Während ich ihn per E-Mail – das erklärt die langen, perfekt formulierten Sätze – löchere, sind noch keine Rezensionen erschienen. Keine Frage, dass sie hymnisch sein werden. Das war nicht immer so. Zwar waren Kritiker_innen vom ersten Roman, „Becks letzter Sommer“, begeistert, doch diese inzwischen verfilmte Geschichte eines Musiklehrers, der seinen Lebenstraum, Musiker zu werden, aufgegeben hat und eine sich bietende Gelegenheit ergreift, um aus de malten Trott auszubrechen, ist gar nicht Wells erster Roman. Der heißt „Spinner“, handelt von einem Jugendlichen und wurde als Nachzügler keineswegs so enthusiastisch empfangen wie „Beck“. „Zuviel Jugendslang“. Kein Wunder, „Spinner“ hat Wells mit 19 geschrieben. Damals hat er sich auch als „rausgelassene Bestie“ bezeichnet. Das würde er jetzt nicht mehr tun, aber er hat „einfach nach wie vor sehr viel Spaß am Schreiben.“ Absichtslos animiert dazu hat ihn John Irving, dessen Romane ihm Vorbild und Vergnügen sind.
Auch wenn die Bilder ein Bubengesicht mit warmen dunklen Augen und einem oft lachenden Mund zeigen, geht Benedict Wells sehr ernsthaft und vorsichtig mit sich um. „Ich versuche tatsächlich viele Entscheidungen so zu treffen, als würde ich mit achtzig auf mein Leben zurückblicken und mich fragen: Ist es das, was du wirklich wolltest? Das meiste, was in der Gegenwart vielleicht wichtig erscheint, ist mit dieser Perspektive unbedeutend. Das alles klappt natürlich nicht immer, aber ich versuche es.“ Die Freude am Schreiben ist für ihn „letztendlich der Kern und das hat sich nicht verändert. Aber ich weiß nicht, ob ich in zehn Jahren noch schreibe oder veröffentliche. Ich möchte die gleiche Freude haben wie jetzt. Wenn das weg ist höre ich sofort auf.“ Das wollen wir doch nicht hoffen.
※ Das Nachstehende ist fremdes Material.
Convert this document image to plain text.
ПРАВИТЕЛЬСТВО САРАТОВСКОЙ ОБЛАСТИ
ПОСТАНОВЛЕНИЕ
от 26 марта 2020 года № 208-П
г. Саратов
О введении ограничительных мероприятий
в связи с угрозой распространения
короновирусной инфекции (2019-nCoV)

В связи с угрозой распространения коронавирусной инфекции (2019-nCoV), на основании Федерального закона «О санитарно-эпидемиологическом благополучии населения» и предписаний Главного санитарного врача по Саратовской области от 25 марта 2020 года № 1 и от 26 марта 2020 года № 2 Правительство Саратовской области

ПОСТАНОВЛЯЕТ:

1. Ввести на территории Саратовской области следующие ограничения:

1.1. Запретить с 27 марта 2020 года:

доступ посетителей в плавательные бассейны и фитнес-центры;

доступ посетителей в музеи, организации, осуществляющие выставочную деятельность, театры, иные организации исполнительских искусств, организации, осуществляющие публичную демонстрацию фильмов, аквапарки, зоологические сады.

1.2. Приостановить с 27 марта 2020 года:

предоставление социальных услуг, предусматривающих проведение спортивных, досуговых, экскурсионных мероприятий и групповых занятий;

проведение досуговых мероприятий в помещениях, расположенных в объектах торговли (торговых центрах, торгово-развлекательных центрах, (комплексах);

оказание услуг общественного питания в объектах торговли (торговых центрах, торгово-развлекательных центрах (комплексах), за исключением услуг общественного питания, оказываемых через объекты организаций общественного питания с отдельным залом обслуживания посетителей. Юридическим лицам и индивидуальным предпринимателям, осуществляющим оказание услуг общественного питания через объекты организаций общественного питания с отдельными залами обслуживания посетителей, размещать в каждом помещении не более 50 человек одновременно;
Über den Autor: Benedict Wells, 1984 in München geboren. Nach den Internatsjahren zog er nach Berlin und widmete sich dem Schreiben. Nicht sofort fand er einen Verlag, und ist, wie er sagt, „nach Barcelona abgehauen, um dem Druck des ständigen Ausgefragtwerdens zu entgehen.“ Schließlich „auf den letzten Drücker“ klappte es doch: Daniel Keel vom Schweizer Diogenes-Verlag hat das Talent erkannt und 2008 „Becks letzter Sommer“ herausgebracht. Wells erhielt dafür den bayerischen Kunstförderpreis, dotiert mit 5000 €. Sein Roman „Fast genial“, 2011, stand wochenlang auf der Spiegel-Bestsellerliste.
Vom Ende der Einsamkeit, Diogenes 2016, 356 S., € 22,70.